The tax exemptions are generous under the law, the Business Review reported. For instance, a condo owner might have a $980 annual tax bill instead of a tax bill of $10,300.
That would save $74,560 over the first eight years of the exemption. For 24 units, that saving would have been nearly $1.79 million.
Brian Shea, a spokesman for the mayor, argued that the conversion projects "wouldn't have moved forward without this" tax break. He called an estimate of millions of dollars in lost revenue "grossly inaccurate."
According to the Business Review, the city of Albany has been handing out the exemptions to developers converting commercial properties to just residential use instead of commercial and residential use as the law requires. McDonald told the Business Review that his office had believed it could be converted to either commercial or residential to be eligible for the tax breaks.

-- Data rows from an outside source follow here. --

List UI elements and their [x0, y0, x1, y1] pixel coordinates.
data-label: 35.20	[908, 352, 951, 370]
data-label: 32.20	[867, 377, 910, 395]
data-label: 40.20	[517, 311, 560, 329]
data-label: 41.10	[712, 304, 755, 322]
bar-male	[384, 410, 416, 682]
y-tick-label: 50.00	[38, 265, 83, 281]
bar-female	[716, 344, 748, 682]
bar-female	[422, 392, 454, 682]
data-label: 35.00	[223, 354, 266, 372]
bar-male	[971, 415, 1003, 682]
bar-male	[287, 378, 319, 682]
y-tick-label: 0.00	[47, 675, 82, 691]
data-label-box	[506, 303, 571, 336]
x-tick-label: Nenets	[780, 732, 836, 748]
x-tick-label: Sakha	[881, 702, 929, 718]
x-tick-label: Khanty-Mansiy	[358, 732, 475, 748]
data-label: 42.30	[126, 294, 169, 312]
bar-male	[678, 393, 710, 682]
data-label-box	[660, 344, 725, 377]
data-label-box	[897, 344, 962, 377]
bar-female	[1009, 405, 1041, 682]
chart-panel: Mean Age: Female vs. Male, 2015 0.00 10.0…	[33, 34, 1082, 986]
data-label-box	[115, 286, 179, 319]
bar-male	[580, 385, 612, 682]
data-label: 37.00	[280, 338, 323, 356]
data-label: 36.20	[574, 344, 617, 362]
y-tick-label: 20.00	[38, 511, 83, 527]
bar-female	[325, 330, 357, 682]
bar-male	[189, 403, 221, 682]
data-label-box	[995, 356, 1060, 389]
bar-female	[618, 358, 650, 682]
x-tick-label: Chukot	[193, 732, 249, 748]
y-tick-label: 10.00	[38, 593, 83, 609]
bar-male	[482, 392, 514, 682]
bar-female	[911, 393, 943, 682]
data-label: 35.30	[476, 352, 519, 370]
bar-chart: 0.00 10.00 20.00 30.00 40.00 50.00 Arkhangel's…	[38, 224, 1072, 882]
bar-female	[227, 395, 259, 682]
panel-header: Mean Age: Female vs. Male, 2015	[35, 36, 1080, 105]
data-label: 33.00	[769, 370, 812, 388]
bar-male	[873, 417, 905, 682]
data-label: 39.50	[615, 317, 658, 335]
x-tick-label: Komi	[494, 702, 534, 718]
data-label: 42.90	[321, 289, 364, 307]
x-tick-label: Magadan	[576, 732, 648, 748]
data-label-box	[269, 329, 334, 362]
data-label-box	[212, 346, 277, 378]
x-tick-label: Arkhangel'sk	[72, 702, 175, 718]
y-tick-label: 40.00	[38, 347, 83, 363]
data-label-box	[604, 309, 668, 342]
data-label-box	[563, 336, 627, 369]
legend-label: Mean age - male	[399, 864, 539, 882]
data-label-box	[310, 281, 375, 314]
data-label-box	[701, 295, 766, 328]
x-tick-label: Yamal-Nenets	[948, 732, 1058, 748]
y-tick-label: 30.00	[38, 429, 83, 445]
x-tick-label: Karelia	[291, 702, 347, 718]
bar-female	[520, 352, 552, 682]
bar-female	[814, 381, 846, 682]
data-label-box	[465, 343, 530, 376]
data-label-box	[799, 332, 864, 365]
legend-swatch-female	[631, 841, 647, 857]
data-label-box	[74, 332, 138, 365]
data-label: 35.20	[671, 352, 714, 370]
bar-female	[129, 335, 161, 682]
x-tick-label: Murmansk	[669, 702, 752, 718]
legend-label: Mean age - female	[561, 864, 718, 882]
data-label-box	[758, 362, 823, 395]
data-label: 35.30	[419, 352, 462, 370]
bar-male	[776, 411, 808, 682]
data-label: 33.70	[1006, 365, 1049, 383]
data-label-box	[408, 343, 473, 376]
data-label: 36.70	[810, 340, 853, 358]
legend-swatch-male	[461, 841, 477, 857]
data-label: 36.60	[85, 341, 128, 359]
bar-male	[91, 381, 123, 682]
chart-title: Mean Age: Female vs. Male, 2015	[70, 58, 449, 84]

The law says commercial and residential use is required.
Sheehan called the exemption error "a serious issue that dates back to at least 2011," before she took office.
She noted that there are 51 units in the city built with 485-a tax abatements, 24 of them at 17 Chapel. Of the remainder, there are eight additional units that city officials have questions about, but the other units have "clearly commercial" uses attached and thus the exemption was appropriately applied.
And if the developers hadn't known about the 485-a tax break, they could have gone to the city's Industrial Development Agency and would have received an exemption through another means, the mayor said.
"This is unacceptable. I'm not defending the assessor, who has resigned, or the independent consultant who works with him. But it's premature to draw any conclusions," Sheehan said.
Even if all the units paid taxes at a rate without the abatement, the city would have gained an additional $185,000 to $242,000 in revenue, the mayor said. "That supposition that it was millions of dollars is just wholly incorrect."
"I'm not minimizing this – government has to get it right, and this isn't right – but I don't know that there's anything other than a mistake here," she said.
Sheehan noted that the assessor operates independently under the city charter, and that she has never spoken to him about assessments.